We awoke to another grey day but as we left Tobermory marina, this shag was sitting on a buoy and a heron was fishing in the distance.
Our boat passed Ardnamurchan Point and the lighthouse. We spent our honeymoon on the peninsula, but all our photographs got lost in the processing. Approaching Canna; Rum. Eigg and Muck were shrouded in the mist. There was a fleeting glimpse of a porpoise and several gannets diving. We arrived in the bay passing a rock with seals and entered the harbour of Canna. It is one of the Small Isles and is linked to the neighbouring island of Sanday at low tide by a bridge.
Archaeological evidence suggests that Canna was settled before St Columba (or Colum Cille) is said to have visited the island during his exile in Scotland from AD 563-567 (though this is disputed by some). The original chapel was named after him as is the current one.

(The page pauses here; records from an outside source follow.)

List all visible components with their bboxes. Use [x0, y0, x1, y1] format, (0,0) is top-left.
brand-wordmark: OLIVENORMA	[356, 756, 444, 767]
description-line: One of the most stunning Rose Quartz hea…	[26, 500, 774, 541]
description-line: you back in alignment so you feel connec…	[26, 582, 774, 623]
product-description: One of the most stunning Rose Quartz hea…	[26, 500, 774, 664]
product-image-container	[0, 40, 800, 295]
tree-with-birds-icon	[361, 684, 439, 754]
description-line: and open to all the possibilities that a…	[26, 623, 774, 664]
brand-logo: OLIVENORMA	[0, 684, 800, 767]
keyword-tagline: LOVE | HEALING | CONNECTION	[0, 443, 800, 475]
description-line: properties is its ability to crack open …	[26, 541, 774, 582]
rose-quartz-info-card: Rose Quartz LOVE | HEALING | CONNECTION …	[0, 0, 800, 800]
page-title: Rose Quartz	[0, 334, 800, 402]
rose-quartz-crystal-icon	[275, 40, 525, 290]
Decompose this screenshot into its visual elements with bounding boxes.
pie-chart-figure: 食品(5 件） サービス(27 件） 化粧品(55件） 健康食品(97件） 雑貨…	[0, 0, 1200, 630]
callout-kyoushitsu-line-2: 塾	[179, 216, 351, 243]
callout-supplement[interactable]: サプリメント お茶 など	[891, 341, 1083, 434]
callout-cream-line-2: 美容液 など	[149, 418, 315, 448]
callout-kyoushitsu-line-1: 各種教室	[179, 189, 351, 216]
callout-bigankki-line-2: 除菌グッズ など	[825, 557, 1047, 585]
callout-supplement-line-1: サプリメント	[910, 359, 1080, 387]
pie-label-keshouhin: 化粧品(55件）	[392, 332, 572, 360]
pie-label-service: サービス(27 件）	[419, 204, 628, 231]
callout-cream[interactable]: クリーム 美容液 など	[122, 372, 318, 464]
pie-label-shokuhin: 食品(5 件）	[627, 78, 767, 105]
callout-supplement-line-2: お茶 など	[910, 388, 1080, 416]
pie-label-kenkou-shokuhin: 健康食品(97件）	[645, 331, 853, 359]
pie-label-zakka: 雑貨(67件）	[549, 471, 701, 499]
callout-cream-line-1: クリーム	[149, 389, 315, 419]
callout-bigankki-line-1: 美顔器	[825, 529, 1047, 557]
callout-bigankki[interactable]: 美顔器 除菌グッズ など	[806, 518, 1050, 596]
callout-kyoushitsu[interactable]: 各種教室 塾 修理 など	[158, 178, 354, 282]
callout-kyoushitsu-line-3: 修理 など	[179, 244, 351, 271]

The first recorded Norse visitor was Guðmundr Arason, the Bishop-Elect of Holar whose ship en route from Iceland to Norway was blown off-course to the Hebrides on 14 July 1202 and sought shelter in a next to Sanday. There is evidence of what may have been a monastic site or hermitage, more recently known by the inhabitants as a nunnery. The Vikings ruled it for a time before it was transferred to Scottish Crown dependencies in 1266. In 1561 the leader of Clan Ranald, a branch of the Macdonalds, but the reformation and civil war led to it having various owners over the years. While owned by the MacNeills in 1851, the clearances were undertaken and the population census shows a drop in the population from 1841 to 1861. In 1881, the post-clearance population was recorded as 119 (62 of whom were on Sanday). In that year, MacNeil sold the island to Robert Thom, a Glasweigan shipbuilder. Thom carried out a programme of investment, including an oak pier, a footbridge to Sanday, and a Presbyterian Church (though the population remained mostly Roman Catholic). The large church is now a hostel and study centre on Sanday
and a the small Church of Scotland is now on Canna, completed in 1914. The shape of it’s tower has lead to it being called the ‘rocket church’.
In 1889, counties were formally created in Scotland, on shrieval boundaries, by a Local Government Act; Canna became part of the new county of Argyll. However, the Act established a boundary review, which decided, in 1891, to move Canna to the county of Inverness, where Eigg was already. In 1938, Thom’s family sold Canna to John Lorne Campbell, who organised the island as a farm and nature reserve. Campbell lived there until his death in 1996, but donated the island to the National Trust for Scotland in 1981. In the 1970s, local government reforms abolished counties and moved Canna into Highland Region.
There was only a short time to wander along the Shore Road as far as the bridge and no time to climb the hill for a wider view.
In the afternoon we had to be back on the boat to cross the Minch and anchor in the Sound of Harris. Leaving the harbour, we noticed graffiti on the cliffs. This used to be boat names but more recently has been added to by day trippers. Later, we passed the Duirinish Peninsula on Skye with the Neist Lighthouse.
The Minch was not too rough and we were soon in the shelter of the Sound of Harris where the water was calmer. There are several small islands there and rocks with cormorants and shags. A seal popped up several times while we were having our evening meal and another was posturing on a rock nearby. We had an early night as the next morning would be an early start.